Hubble captured the dawn of a Sun-like star! 🌅

Hubble captured the dawn of a Sun-like star! 🌅

Cosmos Astronomia®

This new image shows a triple-star system located about 550 light-years away.

These three stars blaze from the hollowed-out cavity of a reflection nebula, illuminating the surrounding clouds. They're known as HP Tau, HP Tau G2, and HP Tau G3.

HP Tau (in the cloud and the top of the central trio) is classified as a T Tauri star, which is a young variable star that hasn't begun nuclear fusion yet, but is starting to evolve into a hydrogen-fueled star similar to our Sun.

T Tauri stars are typically younger than 10 million years old and are often found still swaddled in the clouds of gas and dust from which they formed. (For context, our Sun is 4.6 billion years old!)

A variable star's brightness changes over time.

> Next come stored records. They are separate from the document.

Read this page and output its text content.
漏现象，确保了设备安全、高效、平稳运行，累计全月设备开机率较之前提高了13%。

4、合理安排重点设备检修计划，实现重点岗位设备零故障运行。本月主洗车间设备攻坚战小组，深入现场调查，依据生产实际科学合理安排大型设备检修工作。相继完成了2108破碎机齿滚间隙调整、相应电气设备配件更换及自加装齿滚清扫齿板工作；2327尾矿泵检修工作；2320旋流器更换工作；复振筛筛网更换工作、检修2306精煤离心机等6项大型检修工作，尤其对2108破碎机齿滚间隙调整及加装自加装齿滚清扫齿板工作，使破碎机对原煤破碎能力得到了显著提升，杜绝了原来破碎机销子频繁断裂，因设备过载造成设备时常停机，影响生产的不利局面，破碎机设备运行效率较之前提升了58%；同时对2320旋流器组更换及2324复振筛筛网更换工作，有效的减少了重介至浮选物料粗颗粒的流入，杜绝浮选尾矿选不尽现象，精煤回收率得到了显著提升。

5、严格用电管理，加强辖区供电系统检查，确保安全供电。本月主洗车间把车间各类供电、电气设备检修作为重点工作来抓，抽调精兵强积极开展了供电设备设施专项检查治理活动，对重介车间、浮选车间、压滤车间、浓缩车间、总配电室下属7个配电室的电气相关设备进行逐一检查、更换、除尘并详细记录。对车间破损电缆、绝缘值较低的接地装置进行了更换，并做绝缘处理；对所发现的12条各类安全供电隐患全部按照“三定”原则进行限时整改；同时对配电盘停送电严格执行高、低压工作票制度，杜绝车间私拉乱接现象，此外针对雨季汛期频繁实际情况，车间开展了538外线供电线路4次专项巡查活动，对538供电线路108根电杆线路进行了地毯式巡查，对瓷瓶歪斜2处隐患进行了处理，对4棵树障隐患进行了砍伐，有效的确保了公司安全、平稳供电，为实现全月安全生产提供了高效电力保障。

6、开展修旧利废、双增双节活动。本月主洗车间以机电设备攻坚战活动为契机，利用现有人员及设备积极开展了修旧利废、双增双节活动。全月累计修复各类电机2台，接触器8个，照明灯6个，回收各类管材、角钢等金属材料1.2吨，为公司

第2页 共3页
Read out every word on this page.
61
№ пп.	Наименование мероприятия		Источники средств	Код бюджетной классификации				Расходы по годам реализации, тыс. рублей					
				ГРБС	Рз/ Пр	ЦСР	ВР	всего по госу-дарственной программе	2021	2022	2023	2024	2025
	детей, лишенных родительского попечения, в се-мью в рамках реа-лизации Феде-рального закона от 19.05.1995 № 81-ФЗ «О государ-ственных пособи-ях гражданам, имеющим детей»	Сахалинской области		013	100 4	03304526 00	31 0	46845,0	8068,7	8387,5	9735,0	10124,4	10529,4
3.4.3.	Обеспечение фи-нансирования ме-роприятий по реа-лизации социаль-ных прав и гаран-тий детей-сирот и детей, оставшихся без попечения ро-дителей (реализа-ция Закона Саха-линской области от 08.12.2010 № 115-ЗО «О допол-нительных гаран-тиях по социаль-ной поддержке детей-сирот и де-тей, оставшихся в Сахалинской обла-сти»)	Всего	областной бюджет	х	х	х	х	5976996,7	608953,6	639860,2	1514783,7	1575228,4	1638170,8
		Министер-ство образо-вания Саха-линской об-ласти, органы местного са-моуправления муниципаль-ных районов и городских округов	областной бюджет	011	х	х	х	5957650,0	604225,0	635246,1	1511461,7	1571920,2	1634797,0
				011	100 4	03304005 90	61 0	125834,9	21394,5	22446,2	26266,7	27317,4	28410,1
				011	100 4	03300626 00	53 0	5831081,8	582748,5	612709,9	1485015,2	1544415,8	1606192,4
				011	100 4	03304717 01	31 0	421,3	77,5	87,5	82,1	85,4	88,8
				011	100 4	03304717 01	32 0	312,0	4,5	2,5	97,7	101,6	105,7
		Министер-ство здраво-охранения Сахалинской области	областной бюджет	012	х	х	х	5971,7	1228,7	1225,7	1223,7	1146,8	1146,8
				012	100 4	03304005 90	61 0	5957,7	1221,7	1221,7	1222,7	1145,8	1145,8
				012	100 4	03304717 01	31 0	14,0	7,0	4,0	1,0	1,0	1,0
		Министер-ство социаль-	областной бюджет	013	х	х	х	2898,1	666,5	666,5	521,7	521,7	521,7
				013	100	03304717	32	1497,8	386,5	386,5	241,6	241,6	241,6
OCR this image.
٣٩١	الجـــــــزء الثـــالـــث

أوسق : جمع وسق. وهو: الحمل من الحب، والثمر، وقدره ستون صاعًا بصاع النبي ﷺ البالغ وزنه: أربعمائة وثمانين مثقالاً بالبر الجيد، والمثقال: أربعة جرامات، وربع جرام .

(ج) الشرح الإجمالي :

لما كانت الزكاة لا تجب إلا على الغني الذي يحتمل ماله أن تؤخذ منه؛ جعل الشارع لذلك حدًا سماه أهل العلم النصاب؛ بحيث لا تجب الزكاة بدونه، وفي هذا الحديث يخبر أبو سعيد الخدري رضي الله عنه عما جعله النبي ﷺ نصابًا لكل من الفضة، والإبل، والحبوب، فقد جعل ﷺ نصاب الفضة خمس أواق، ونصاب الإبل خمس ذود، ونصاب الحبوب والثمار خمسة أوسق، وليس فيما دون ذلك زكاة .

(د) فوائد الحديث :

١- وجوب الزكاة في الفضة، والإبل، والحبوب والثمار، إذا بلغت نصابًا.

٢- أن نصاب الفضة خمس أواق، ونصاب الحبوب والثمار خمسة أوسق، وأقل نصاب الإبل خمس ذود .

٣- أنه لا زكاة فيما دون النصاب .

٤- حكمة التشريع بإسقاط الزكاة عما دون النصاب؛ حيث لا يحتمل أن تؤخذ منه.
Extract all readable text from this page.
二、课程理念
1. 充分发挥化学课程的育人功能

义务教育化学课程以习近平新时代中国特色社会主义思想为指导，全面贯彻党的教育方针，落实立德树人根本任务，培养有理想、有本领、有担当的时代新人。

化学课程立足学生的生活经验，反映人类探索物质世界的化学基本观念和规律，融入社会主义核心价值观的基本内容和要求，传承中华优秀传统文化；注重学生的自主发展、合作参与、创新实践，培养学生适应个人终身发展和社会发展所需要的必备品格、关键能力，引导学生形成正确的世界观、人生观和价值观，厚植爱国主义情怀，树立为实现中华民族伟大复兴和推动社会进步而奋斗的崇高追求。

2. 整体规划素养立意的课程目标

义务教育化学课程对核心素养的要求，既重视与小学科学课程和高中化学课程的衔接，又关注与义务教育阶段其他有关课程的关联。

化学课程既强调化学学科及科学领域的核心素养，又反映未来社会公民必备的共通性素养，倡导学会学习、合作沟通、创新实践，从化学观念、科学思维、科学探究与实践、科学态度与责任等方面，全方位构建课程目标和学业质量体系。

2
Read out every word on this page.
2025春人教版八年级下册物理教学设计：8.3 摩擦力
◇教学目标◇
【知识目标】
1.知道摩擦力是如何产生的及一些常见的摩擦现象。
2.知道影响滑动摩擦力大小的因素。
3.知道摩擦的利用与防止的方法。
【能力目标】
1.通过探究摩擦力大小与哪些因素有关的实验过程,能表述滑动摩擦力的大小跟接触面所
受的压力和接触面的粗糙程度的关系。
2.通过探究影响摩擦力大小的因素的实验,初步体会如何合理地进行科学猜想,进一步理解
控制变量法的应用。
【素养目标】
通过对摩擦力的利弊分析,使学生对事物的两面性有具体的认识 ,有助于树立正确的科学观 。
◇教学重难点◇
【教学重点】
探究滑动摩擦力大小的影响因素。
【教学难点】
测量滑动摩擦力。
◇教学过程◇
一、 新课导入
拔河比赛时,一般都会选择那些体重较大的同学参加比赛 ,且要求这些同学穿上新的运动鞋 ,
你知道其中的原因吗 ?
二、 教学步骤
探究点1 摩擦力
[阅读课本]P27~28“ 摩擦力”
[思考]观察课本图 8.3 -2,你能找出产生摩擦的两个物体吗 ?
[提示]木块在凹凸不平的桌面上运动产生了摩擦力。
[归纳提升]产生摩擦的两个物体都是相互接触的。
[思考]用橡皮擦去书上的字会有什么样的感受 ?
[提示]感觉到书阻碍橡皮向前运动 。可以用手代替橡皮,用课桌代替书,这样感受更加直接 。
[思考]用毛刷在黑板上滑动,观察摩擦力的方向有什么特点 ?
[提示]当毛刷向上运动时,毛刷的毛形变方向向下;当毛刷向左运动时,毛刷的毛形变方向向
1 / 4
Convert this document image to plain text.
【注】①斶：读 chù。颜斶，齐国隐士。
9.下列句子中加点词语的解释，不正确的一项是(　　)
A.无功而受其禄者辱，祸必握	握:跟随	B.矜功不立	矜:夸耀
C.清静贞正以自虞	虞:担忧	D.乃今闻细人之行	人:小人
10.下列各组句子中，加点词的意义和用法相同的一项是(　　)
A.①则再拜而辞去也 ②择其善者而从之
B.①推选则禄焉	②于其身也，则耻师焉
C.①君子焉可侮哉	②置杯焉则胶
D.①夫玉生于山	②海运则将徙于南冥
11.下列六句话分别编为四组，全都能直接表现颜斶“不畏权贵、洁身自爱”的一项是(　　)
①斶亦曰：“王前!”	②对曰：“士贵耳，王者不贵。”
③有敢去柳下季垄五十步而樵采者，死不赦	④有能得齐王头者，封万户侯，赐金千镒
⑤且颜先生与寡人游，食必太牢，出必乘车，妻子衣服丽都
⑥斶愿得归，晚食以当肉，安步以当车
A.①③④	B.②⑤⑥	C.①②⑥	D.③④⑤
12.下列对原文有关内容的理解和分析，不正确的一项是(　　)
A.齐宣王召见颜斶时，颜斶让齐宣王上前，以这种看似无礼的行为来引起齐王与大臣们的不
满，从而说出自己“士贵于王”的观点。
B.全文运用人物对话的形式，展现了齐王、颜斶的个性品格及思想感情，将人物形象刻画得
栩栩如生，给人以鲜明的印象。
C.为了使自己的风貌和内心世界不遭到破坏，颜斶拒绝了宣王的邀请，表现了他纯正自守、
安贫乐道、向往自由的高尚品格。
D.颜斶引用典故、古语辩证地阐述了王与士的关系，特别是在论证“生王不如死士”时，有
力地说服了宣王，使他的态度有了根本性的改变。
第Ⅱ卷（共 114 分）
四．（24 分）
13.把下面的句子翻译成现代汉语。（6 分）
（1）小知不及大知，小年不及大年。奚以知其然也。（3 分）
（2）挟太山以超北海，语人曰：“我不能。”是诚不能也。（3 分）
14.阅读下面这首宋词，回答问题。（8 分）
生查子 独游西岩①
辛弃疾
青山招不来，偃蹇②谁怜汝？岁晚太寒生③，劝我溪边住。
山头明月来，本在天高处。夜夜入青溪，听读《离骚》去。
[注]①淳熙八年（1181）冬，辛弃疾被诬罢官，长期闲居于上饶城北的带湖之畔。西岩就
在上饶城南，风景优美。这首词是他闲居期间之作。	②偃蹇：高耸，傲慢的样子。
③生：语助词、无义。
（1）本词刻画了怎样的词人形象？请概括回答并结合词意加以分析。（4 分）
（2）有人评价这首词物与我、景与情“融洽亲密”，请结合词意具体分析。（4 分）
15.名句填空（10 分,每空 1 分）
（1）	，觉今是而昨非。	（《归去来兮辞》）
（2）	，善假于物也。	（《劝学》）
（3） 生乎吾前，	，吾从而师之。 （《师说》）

More specifically, T Tauri stars have both periodic and random fluctuations in brightness. The random changes could be caused by things like flares on the star's surface, whereas periodic changes might be due to giant sunspots rotating in and out of view.

This new Hubble image was taken with Wide Field Camera 3, which was installed onto the telescope 15 years ago this week, during the final astronaut servicing mission to the orbiting observatory.